From comedy to tragedy: An afternoon amongst the pandas

May 17, 2016 12:34 am | Updated 12:34 am IST

On a sultry Sunday afternoon, I received a call from a friend. “I’ve booked tickets for Kung Fu Panda 3 . Get here fast!” I was over the moon. I love the Kung Fu Panda series for its innocent humour and lovable protagonist.

Also, as a 23-year-old engineering graduate trying to figure out what I want to do in life, I was in need of my dragon scroll. This would be my day. I was sure the wise words of Master Ugwe would light the spark and reveal to me my calling. I rushed to the cinema.

I found my friend and we settled down. Seven seats to my right were vacant. I put on my 3D glasses and prepared myself for two hours of awesome fun. A few minutes into the film, some late-comers arrived. Seven people, to be precise. The right number to occupy the vacant seats beside me. Normally, I wouldn’t mind. But this time it was different. With each step they took, my heart sank further. These were no ordinary people. They were six children, accompanied by one adult, a disastrous ratio. I prayed the woman would enter the row first, acting as a buffer between me and the kids, but my prayer went unanswered. She ushered the kids in and took the aisle seat herself. A chubby boy, not more than four years of age, plopped down beside me. He sort of resembled Po and would have been cute under different circumstances. I bade my happiness goodbye.

As each character appeared on screen, the kids screamed the name. When a joke was cracked, they howled with laughter, rendering the next three dialogues inaudible. During the action sequences, they jumped up and down, causing all the seats to vibrate. My neighbour tried to copy the fight moves playing on screen and landed some hard punches on my arm. I tried to politely convey to him that this wasn’t acceptable, but he had no ears for me. Finally, I threw caution to the wind and shamelessly pinched the little devil. Alas! He was too engrossed in the movie to notice. Luckily, it was time for the intermission and they all left the hall. I hoped that one of them had soiled his pants and they would all have to go home.

Just as the movie resumed, the pesky brats returned, this time with a truckload of food. Armed with popcorn, nachos, cakes and coke, they marched back to their seats. Throughout the second half, they created a ruckus, exchanging the food and often fighting over it. The sounds were driving me crazy! I looked at Shifu on the screen, calmed myself and tried to focus on the movie. The climax was nearing and the fighting was getting intense. As Po rained blows on his enemies, my excited neighbour bounced around, showering his popcorn on me. Then there was a pause in the fighting and a sentimental scene played out. The kids calmed down and I breathed a sigh of relief. Po’s clan had united to give him his life force, chi.

The last straw

Then I felt a warm wetness creeping over my foot. Chhi! I looked suspiciously at the kid. No, no. He should be toilet-trained by now. I bent down to find that he had knocked over his soft drink. This was it. I was done being nice. I was going to give this mini panda a piece of my mind and teach him a lesson.

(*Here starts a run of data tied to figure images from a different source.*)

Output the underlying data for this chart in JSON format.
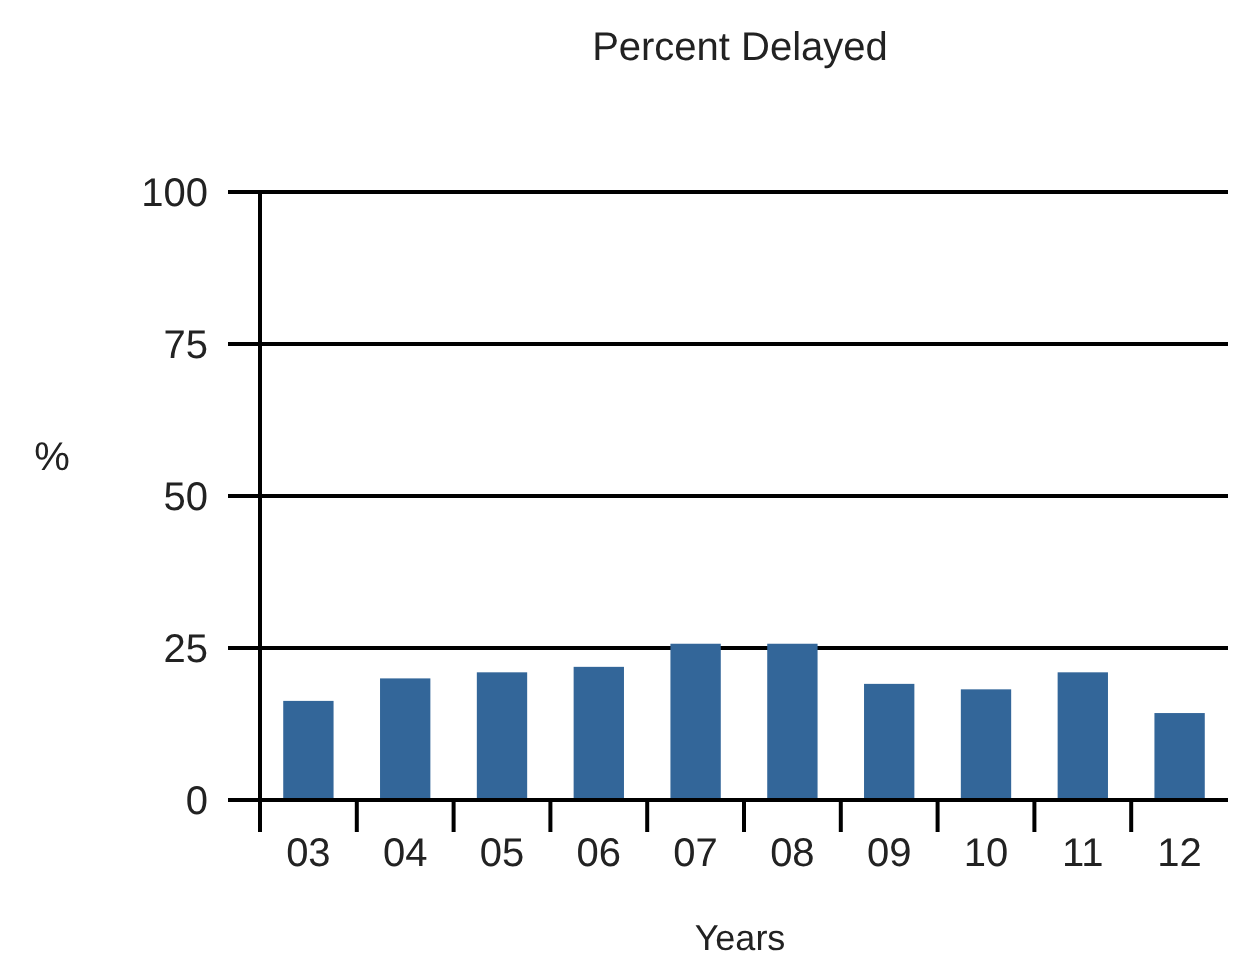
{
  "chart_data": {
    "type": "bar",
    "title": "Percent Delayed",
    "xlabel": "Years",
    "ylabel": "%",
    "categories": [
      "03",
      "04",
      "05",
      "06",
      "07",
      "08",
      "09",
      "10",
      "11",
      "12"
    ],
    "values": [
      16.3,
      20,
      21,
      21.9,
      25.7,
      25.7,
      19.1,
      18.2,
      21,
      14.3
    ],
    "color": "#336699",
    "ylim": [
      0,
      100
    ],
    "yticks": [
      0,
      25,
      50,
      75,
      100
    ],
    "grid": "y"
  }
}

He seemed to sense that I was about to blow my top. He sprouted the most adorable pout and whimpered, “Sorry Aunty.” Aunty?! My fury shrivelled to distress. Here I was, fresh out of college, in the prime of my youth, and he’d called me an Aunty. So much for inner peace. I had no option but to forgive him, or risk being imprisoned for child abuse.

Remains of the day

Fortunately, the movie ended soon afterwards. I plucked the random popcorn out of my hair and trudged out with a bruised arm, sticky toes, and a broken soul.

This outing hadn’t gone as per plan. Far from feeling motivated, I had realised that my generation is no longer the youngest and that there was no dragon scroll. I’d have to embark on my journey of self-discovery without the secret ingredient, after all.

I got over the dejection in a day. But when my friend proposed booking tickets for Jungle Book , I shot her a poisonous glance. I think I’ll wait till it comes on television.